Logo Questions Linux Laravel Mysql Ubuntu Git Menu
 

Label outliers using mvOutlier from MVN in R

Tags:

r

label

outliers

I'm trying to label outliers on a Chi-square Q-Q plot using mvOutlier() function of the MVN package in R.

I have managed to identify the outliers by their labels and get their x-coordinates. I tried placing the former on the plot using text(), but the x- and y-coordinates seem to be flipped.

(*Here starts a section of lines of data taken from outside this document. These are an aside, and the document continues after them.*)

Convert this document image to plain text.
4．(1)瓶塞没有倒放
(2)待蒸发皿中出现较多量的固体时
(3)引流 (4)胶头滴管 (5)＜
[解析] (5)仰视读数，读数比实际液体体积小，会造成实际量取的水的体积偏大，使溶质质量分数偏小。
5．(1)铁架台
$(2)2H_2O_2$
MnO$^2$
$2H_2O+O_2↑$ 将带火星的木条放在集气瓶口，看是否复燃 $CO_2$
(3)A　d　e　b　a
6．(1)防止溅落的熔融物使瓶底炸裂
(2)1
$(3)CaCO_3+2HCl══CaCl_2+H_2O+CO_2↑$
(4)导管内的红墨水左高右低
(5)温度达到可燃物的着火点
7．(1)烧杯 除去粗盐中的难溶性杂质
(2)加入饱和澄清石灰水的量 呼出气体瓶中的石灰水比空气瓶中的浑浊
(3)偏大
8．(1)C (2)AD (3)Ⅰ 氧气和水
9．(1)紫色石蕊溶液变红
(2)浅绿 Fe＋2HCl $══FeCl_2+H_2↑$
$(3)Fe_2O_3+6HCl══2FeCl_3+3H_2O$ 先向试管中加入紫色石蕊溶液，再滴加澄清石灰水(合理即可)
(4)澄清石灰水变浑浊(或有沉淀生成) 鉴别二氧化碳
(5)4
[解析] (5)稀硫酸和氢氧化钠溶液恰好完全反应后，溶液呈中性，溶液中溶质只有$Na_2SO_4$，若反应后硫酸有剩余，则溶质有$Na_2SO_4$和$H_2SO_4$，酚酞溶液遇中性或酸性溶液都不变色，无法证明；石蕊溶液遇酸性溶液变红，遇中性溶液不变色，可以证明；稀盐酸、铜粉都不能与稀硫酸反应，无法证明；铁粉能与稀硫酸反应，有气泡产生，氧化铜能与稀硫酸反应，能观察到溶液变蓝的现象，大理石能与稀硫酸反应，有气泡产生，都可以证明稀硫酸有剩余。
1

Building on an example from the documentation:

library(MVN)
data(iris)
versicolor <- iris[51:100, 1:3]
# Mahalanobis distance
result <- mvOutlier(versicolor, qqplot = TRUE, method = "quan")
labelsO<-rownames(result$outlier)[result$outlier[,2]==TRUE]
xcoord<-result$outlier[result$outlier[,2]==TRUE,1]
text(xcoord,label=labelsO)

This produces the following: Resulting plot

I also tried text(x = xcoord, y = xcoord,label = labelsO), which is fine when the points are near the y = x line, but might fail when normality is not satisfied (and the points deviate from this line).

Can someone suggest how to access the Chi-square quantiles or why the x-coordinate of the text() function doesn't seem to obey the input parameters.

like image 560
Fato39 Avatar asked Apr 27 '15 20:04

Fato39


2 Answers

Looking inside the mvOutlier function, it looks like it doesn't save the chi-squared values. Right now your text code is treating xcoord as a y-value, and assumes that the actual x value is 1:2. Thankfully the chi-squared value is a fairly simple calculation, as it is rank-based in this case.

result <- mvOutlier(versicolor, qqplot = TRUE, method = "quan")
labelsO<-rownames(result$outlier)[result$outlier[,2]==TRUE]
xcoord<-result$outlier[result$outlier[,2]==TRUE,1]
#recalculate chi-squared values for ranks 50 and 49 (i.e., p=(size:(size-n.outliers + 1))-0.5)/size and df = n.variables = 3
chis = qchisq(((50:49)-0.5)/50,3)
text(xcoord,chis,label=labelsO)
like image 107
Max Candocia Avatar answered Sep 24 '22 22:09

Max Candocia


As it is mentioned in the previous reply, MVN packge does not support to label outliers. Although it is not really necessary since it can be done manually, we still might consider to add "labeling outliers" option within mvOutlier(...) function. Thanks for your interest indeed. We might include it in the following updates of the package.

like image 37
dnc.R Avatar answered Sep 22 '22 22:09

dnc.R